The BRM Bee Four ERV code named the ‘Watt 4’ is an all electric four wheel drive vehicle, designed by Martin Ogilvie, that is capable of producing 700hp or 520kW from motor technology developed at Oxford University. The car will participate in the 2009 British Speed Hill Climb championships with Graeme Wight jr as the driver.
Participants in the project include Rubery Owen, Oxford University, Oxford Brookes and MIRA Ltd and Bee has been signed up as a campaign partner of EEMS – Motorsport Development UK’s Energy Efficient Motor Sport initiative.
BRM was founded just after the Second World War by Raymond Mays, who had built several hill climb and road racing cars under the ERA brand before the war, and Peter Berthon, a long-time associate. Mays' pre-war successes (and access to pre-war Mercedes-Benz and Auto Union design documents) inspired him to build an all-British Grand Prix car for the post-war era, as a national prestige project (which, naturally, he would drive himself!) with the backing (both financially and in kind and labour) of the British motor industry and its suppliers channelled through a trust fund.
This proved to be an unwieldy way of organising and financing the project, and as some of the backers withdrew, disappointed with the team's slow progress and early results, it fell to one of the partners in the trust, Alfred Owen of the Rubery Owen group of companies, which primarily manufactured car parts, to take over the team in its entirety.

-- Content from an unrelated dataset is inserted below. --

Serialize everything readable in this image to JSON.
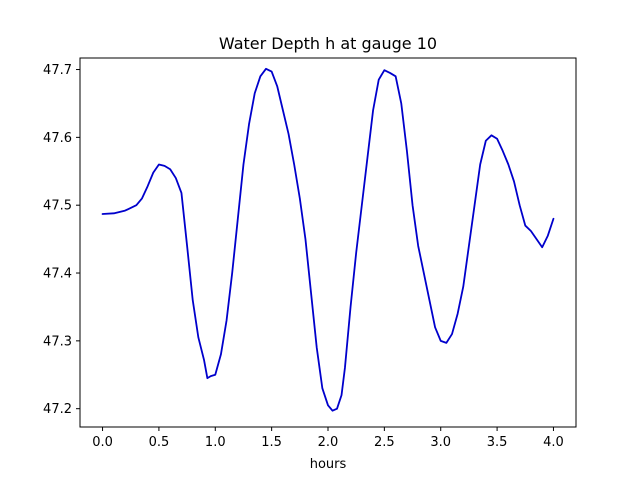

Between 1954 and 1970 the team entered its works F1 cars under the official name of the Owen Racing Organisation and won 17 Grand Prix’s, The Drivers World championship and 2 World constructor’s titles.
The BRM Bee Four electric racing car will be consistent with BRM's long history of innovation and teamwork, and will be a great demonstration of Rubery Owen's modern day focus on Environmental Technologies. It will also be a 'marker' for a new breed of motorsport, one that minimises environmental impact and is overwhelmingly cost effective, but at the same time phenomenally fast and very 'inclusive'.
Paul Owen, Grandson of Sir Alfred and Managing Director of Rubery Owen's Environmental Technology Subsidiary Rozone Limited said, "Rubery Owen is very pleased to see the BRM name once again being used to drive forward an innovative development to take Motorsport to new levels - for the last decade our Rozone subsidiary has been seeking to develop technologies under the umbrella of "Sustainable Solutions" - solutions that try to balance economic, social and of course environmental considerations, all within a framework of teamwork and co-operation.
"We believe that the BRM Bee Four project demonstrates this perfectly - acknowledging the past, enhancing the present, and creating the future. At a time when we are all examining the 'cost effectiveness' and 'environmental impact' of many parts of what we do, we hope that the project can demonstrate that Motor Sport can be both of these things - but without forgetting the 'social' aspect of the importance of 'fun' enjoyment and competition' - the main reason that we all do it in the first place!”